The book of Ezekiel opens with a vision and a call fully reminiscent of the vision and call of Isaiah. Ezekiel was stunned off his feet, for in the confusion of storm fire and noise he had glimpsed something that looked like the glory of God coming towards him. Now there is a gap of more than a century between these two prophets yet the extraordinary thing is not this passage of time but the passage of place. Ezekiel, you see, is writing from the city of Nippur, south of Babylon and is among the exiles living along a tributary of the Euphrates.
In the ancient world God is invariably associated with place - consider Solomon’s Temple with its outside courtyard for sacrifices, an inner vestibule or hallway leading finally to the holy of holies housing the Ark of the Covenant and there it is all built on the hill of mount Zion. God was there, up high, inaccessible. In Isaiah’s vision we remember that the lower hem only of God’s robe filled the whole Temple. People might almost unimaginably hope to partially approach him like Moses and the burning bush but this would be granted to very few, like the Devir to the priests alone and then only one day a year.
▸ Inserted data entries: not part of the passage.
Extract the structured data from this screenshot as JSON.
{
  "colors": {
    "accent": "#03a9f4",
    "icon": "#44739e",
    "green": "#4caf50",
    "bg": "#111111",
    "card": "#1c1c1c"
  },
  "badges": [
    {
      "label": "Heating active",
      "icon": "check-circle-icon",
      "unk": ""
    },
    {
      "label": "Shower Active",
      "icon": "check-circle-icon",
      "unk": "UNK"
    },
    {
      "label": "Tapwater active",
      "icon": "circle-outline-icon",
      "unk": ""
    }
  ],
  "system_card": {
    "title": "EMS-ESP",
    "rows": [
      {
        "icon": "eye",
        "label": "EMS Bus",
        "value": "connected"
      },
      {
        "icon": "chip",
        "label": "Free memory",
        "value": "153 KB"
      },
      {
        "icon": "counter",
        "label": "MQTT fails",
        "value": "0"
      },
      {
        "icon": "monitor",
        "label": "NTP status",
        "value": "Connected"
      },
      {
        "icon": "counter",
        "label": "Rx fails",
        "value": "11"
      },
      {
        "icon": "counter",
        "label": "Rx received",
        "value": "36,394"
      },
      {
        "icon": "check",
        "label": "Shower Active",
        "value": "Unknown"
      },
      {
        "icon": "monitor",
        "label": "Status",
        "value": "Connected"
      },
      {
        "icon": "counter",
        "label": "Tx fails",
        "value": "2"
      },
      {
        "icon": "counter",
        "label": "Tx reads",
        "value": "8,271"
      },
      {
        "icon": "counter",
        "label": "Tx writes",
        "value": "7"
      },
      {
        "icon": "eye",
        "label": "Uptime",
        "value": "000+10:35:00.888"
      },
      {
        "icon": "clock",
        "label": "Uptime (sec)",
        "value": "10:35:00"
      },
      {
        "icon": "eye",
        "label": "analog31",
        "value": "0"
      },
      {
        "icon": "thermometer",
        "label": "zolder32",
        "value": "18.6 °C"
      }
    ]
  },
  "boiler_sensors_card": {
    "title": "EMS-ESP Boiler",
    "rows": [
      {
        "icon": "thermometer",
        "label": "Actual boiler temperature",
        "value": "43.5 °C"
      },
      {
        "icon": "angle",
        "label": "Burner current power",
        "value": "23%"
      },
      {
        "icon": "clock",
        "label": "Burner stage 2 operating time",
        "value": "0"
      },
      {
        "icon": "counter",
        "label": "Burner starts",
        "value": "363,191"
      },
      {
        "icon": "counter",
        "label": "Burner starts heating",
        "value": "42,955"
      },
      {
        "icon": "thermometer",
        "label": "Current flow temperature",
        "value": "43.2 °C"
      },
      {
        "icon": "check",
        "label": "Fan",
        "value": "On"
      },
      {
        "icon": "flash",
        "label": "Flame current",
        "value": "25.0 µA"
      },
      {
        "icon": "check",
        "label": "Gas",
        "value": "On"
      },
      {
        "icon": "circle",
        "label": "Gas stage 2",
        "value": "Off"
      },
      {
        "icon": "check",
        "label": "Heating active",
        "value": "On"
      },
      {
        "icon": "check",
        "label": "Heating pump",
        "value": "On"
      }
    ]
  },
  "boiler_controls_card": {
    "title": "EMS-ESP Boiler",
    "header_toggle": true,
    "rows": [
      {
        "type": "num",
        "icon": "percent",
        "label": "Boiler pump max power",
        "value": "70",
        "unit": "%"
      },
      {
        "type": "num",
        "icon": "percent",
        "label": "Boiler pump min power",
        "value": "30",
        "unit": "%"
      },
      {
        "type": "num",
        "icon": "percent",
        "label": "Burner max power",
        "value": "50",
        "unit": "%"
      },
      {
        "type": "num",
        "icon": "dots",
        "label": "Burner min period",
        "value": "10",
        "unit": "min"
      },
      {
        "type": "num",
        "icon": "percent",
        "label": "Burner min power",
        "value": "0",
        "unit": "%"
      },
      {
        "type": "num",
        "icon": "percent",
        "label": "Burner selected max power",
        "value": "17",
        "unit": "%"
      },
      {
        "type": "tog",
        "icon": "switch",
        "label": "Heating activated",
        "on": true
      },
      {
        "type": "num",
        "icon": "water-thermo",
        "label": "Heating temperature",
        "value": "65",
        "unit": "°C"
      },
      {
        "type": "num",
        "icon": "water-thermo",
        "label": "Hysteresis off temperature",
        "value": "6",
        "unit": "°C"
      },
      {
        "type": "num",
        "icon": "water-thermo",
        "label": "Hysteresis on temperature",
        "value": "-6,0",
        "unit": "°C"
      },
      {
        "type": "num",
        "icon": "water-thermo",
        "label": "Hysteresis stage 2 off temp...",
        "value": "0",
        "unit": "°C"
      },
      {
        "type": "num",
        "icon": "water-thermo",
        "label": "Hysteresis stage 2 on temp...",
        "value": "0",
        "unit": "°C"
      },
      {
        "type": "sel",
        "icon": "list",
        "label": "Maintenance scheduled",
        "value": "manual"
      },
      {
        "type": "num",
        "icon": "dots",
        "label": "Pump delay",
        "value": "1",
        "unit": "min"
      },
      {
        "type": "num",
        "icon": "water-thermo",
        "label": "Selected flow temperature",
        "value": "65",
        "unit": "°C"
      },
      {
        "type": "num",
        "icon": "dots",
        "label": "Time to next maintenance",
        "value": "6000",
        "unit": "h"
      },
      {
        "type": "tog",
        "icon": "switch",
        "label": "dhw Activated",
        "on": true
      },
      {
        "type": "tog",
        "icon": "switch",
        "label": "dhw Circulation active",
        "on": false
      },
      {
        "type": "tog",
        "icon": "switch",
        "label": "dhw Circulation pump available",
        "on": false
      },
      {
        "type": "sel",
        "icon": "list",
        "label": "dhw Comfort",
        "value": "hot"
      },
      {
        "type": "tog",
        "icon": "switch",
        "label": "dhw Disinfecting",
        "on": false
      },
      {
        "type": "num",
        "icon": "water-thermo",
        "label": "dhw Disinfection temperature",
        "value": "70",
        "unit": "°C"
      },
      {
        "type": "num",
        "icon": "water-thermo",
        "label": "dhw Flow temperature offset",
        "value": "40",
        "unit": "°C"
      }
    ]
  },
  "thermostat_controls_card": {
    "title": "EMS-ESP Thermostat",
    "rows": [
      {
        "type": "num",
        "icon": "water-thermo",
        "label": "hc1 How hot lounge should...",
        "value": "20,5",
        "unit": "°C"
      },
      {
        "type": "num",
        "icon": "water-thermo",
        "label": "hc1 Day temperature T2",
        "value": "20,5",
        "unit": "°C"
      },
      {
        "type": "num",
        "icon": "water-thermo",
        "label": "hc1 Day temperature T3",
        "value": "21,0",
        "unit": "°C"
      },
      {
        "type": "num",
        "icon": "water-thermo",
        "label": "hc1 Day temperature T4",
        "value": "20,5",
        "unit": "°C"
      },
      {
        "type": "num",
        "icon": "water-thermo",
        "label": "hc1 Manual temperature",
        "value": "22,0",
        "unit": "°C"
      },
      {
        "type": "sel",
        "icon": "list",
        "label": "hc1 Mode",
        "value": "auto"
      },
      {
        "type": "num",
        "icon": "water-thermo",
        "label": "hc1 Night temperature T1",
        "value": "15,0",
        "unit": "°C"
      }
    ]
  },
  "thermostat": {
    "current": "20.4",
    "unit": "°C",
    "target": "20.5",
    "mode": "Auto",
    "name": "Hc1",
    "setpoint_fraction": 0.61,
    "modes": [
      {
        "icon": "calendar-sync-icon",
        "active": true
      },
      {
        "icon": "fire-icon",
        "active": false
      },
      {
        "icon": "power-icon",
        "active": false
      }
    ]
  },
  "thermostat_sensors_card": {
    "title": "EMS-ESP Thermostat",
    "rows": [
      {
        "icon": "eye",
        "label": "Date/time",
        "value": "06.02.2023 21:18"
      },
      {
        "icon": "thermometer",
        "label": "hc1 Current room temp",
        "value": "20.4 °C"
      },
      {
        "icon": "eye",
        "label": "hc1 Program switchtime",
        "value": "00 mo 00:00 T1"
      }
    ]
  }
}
Ezekiel and the exiles are far away, they have long since stopped blaming the Babylonians for their troub;les but are filled with the sense of their own sin, their own distance from their God, their Temple destroyed as a punishment for all they had done wrong.
So, Ezekiel seeing God coming towards them, there by the rivers of Babylon is completely outside and beyond all expectation. Separated from their Temple they are separated from their God yet he is coming to them. By chapter 34 of Ezekiel’s prophecies this has become very personal: “For thus says the Lord God I myself will search for my sheep and will seek them out. I will rescue them from all the places to which they have been scattered on a day of thick clouds and darkness.”
We think mostly of sheep in flocks, but I have rescued single solitary sheep, snipping the wool of one entangled in barbed wire, gathering a lamb with its surprisingly oily fleece, (which looks so fluffy from a distance) they do really get lost and need seeking out and I hear Ezekiel telling me that the Lord will gather all the sheep “gathering them from the countries” and bringing them back to their own land to be fed on rich teaching and to lie down peaceably and in safety.
Make no doubt about it this is a big change - God is among us now, no longer far away in Jerusalem on mount Zion but here with all of us, looking down the ravines, up at the crags, in the marshes looking across the whole world. We no longer need a Temple or dare I say for all that I love them a church building. We can carry God with us wherever we are for God is mobile and God will never be far away again.